Benefits to Industry:
Benefits to growers
Growers of pepper crops will benefit from being provided with knowledge that may be incorporated into IPM programmes, together with key information on the biology of key aphid pests that may support practical implementation of controls. Potential new insecticides, biopesticides and/or biological controls may be highlighted through this project. Availability of these products may, however, require regulatory hurdles to be met (e.g. SOLA applications) or additional research specific to pepper crops. Results from this review will be presented at the Pepper Technology Group’s conference in October 2015. The project outputs will assist growers in controlling aphid pests more effectively within IPM programmes, which will help to minimise use of pesticides through effective integration with non-chemical controls. This in turn will reduce losses associated with these pests.

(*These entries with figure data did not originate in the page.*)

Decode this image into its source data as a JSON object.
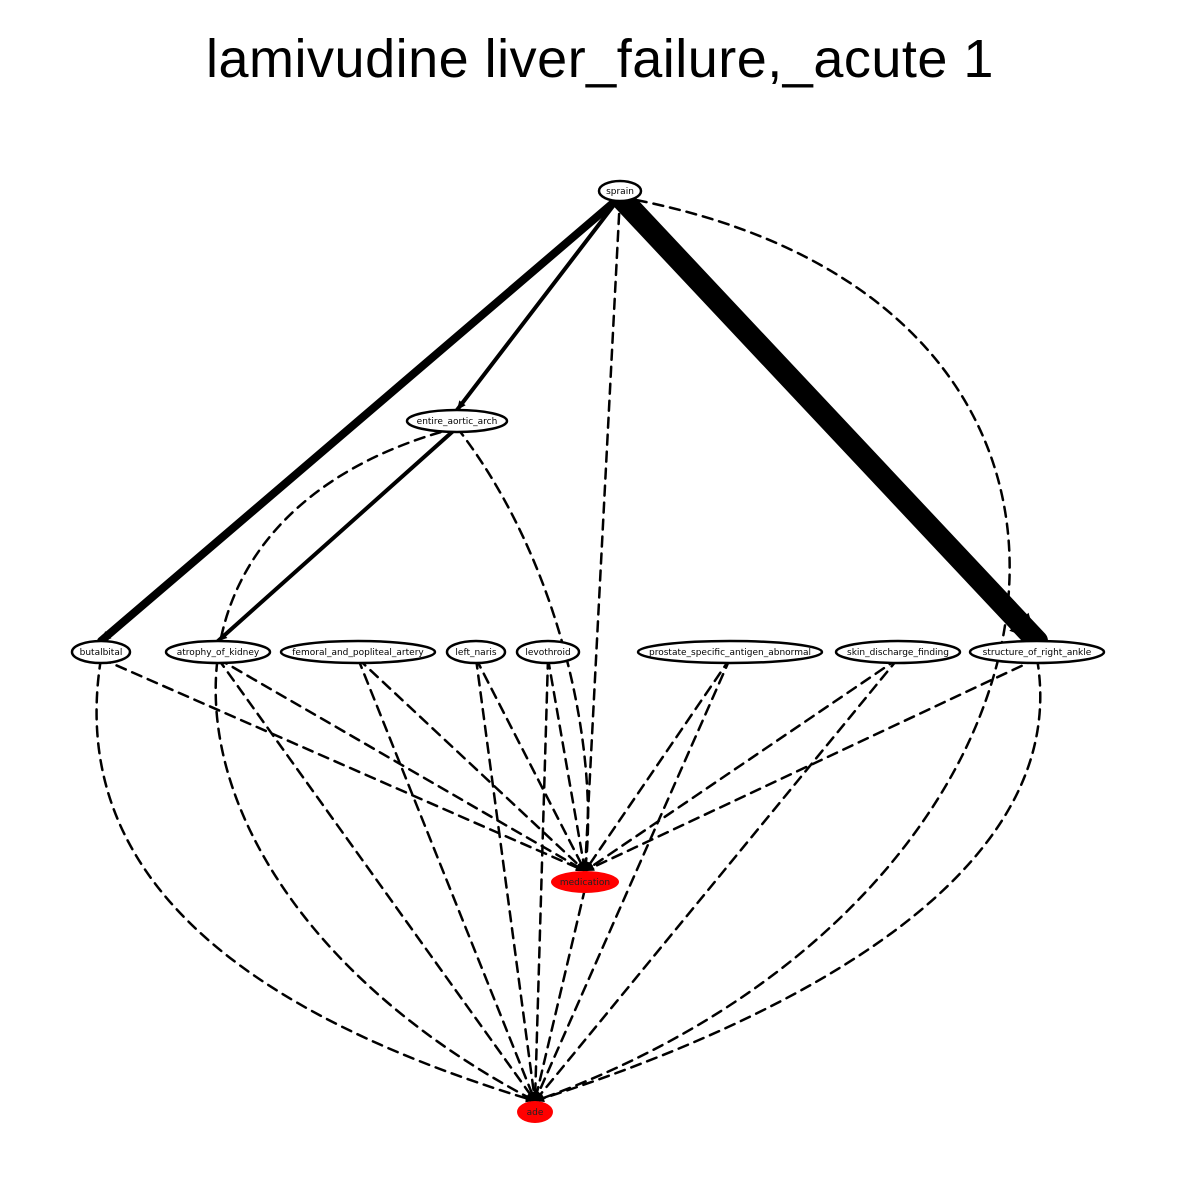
{
  "title": "lamivudine liver_failure,_acute 1",
  "colors": {
    "highlight": "#ff0000",
    "stroke": "#000000",
    "background": "#ffffff"
  },
  "nodes": [
    {
      "id": "sprain",
      "label": "sprain",
      "highlight": false
    },
    {
      "id": "entire_aortic_arch",
      "label": "entire_aortic_arch",
      "highlight": false
    },
    {
      "id": "butalbital",
      "label": "butalbital",
      "highlight": false
    },
    {
      "id": "atrophy_of_kidney",
      "label": "atrophy_of_kidney",
      "highlight": false
    },
    {
      "id": "femoral_and_popliteal_artery",
      "label": "femoral_and_popliteal_artery",
      "highlight": false
    },
    {
      "id": "left_naris",
      "label": "left_naris",
      "highlight": false
    },
    {
      "id": "levothroid",
      "label": "levothroid",
      "highlight": false
    },
    {
      "id": "prostate_specific_antigen_abnormal",
      "label": "prostate_specific_antigen_abnormal",
      "highlight": false
    },
    {
      "id": "skin_discharge_finding",
      "label": "skin_discharge_finding",
      "highlight": false
    },
    {
      "id": "structure_of_right_ankle",
      "label": "structure_of_right_ankle",
      "highlight": false
    },
    {
      "id": "medication",
      "label": "medication",
      "highlight": true
    },
    {
      "id": "ade",
      "label": "ade",
      "highlight": true
    }
  ],
  "edges": [
    {
      "from": "sprain",
      "to": "butalbital",
      "style": "solid",
      "weight": 8
    },
    {
      "from": "sprain",
      "to": "entire_aortic_arch",
      "style": "solid",
      "weight": 4
    },
    {
      "from": "sprain",
      "to": "structure_of_right_ankle",
      "style": "solid",
      "weight": 22
    },
    {
      "from": "sprain",
      "to": "medication",
      "style": "dashed",
      "weight": 2.5
    },
    {
      "from": "sprain",
      "to": "ade",
      "style": "dashed",
      "weight": 2.5
    },
    {
      "from": "entire_aortic_arch",
      "to": "atrophy_of_kidney",
      "style": "solid",
      "weight": 4
    },
    {
      "from": "entire_aortic_arch",
      "to": "medication",
      "style": "dashed",
      "weight": 2.5
    },
    {
      "from": "entire_aortic_arch",
      "to": "ade",
      "style": "dashed",
      "weight": 2.5
    },
    {
      "from": "butalbital",
      "to": "medication",
      "style": "dashed",
      "weight": 2.5
    },
    {
      "from": "butalbital",
      "to": "ade",
      "style": "dashed",
      "weight": 2.5
    },
    {
      "from": "atrophy_of_kidney",
      "to": "medication",
      "style": "dashed",
      "weight": 2.5
    },
    {
      "from": "atrophy_of_kidney",
      "to": "ade",
      "style": "dashed",
      "weight": 2.5
    },
    {
      "from": "femoral_and_popliteal_artery",
      "to": "medication",
      "style": "dashed",
      "weight": 2.5
    },
    {
      "from": "femoral_and_popliteal_artery",
      "to": "ade",
      "style": "dashed",
      "weight": 2.5
    },
    {
      "from": "left_naris",
      "to": "medication",
      "style": "dashed",
      "weight": 2.5
    },
    {
      "from": "left_naris",
      "to": "ade",
      "style": "dashed",
      "weight": 2.5
    },
    {
      "from": "levothroid",
      "to": "medication",
      "style": "dashed",
      "weight": 2.5
    },
    {
      "from": "levothroid",
      "to": "ade",
      "style": "dashed",
      "weight": 2.5
    },
    {
      "from": "prostate_specific_antigen_abnormal",
      "to": "medication",
      "style": "dashed",
      "weight": 2.5
    },
    {
      "from": "prostate_specific_antigen_abnormal",
      "to": "ade",
      "style": "dashed",
      "weight": 2.5
    },
    {
      "from": "skin_discharge_finding",
      "to": "medication",
      "style": "dashed",
      "weight": 2.5
    },
    {
      "from": "skin_discharge_finding",
      "to": "ade",
      "style": "dashed",
      "weight": 2.5
    },
    {
      "from": "structure_of_right_ankle",
      "to": "medication",
      "style": "dashed",
      "weight": 2.5
    },
    {
      "from": "structure_of_right_ankle",
      "to": "ade",
      "style": "dashed",
      "weight": 2.5
    },
    {
      "from": "medication",
      "to": "ade",
      "style": "dashed",
      "weight": 2.5
    }
  ]
}
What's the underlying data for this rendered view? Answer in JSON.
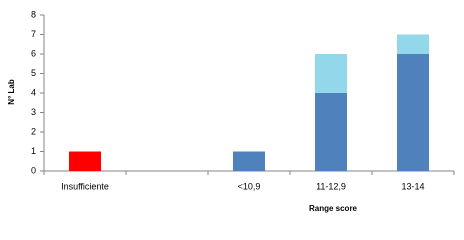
{
  "chart_data": {
    "type": "stacked_bar",
    "x_label": "Range score",
    "y_label": "N° Lab",
    "categories": [
      "Insufficiente",
      null,
      "<10,9",
      "11-12,9",
      "13-14"
    ],
    "series": [
      {
        "colors": [
          "#ff0000",
          null,
          "#4f81bd",
          "#4f81bd",
          "#4f81bd"
        ],
        "values": [
          1,
          null,
          1,
          4,
          6
        ]
      },
      {
        "colors": [
          "#93d8ea",
          null,
          "#93d8ea",
          "#93d8ea",
          "#93d8ea"
        ],
        "values": [
          0,
          null,
          0,
          2,
          1
        ]
      }
    ],
    "ylim": [
      0,
      8
    ],
    "yticks": [
      0,
      1,
      2,
      3,
      4,
      5,
      6,
      7,
      8
    ],
    "grid": false
  }
}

Benefits to other levy payers
Other levy payers such as researchers, consultants and suppliers of controls used against aphids in a range of crops will also benefit from the project outputs. Key aphid species affecting pepper crops include Myzus persicae (peach-potato aphid) and Aulacorthum solani (glasshouse-potato or foxglove aphid). In addition, crops may also be affected by Macrosiphum euphorbiae (potato aphid) and Aphis gossypii (melon and cotton aphid). These four aphid species are major pests attacking a wide range of both protected and outdoor grown horticultural crops. As such this review will create a model, which will inform aphid control in other sectors. Indeed, although the focus of this review is aphid control in pepper crops, the review itself will draw on best practice in a range of crops where aphids are pests.
Benefits to consumers
Consumers will benefit from the continued successful implementation of IPM programmes in pepper crops. This continued success will ensure that consumers continue to benefit from the availability of high quality produce; achieved with the minimal use of insecticides.
Benefits to the environment
Minimising the use of chemical pesticides through the use of effective IPM programmes will reduce risks to the environment.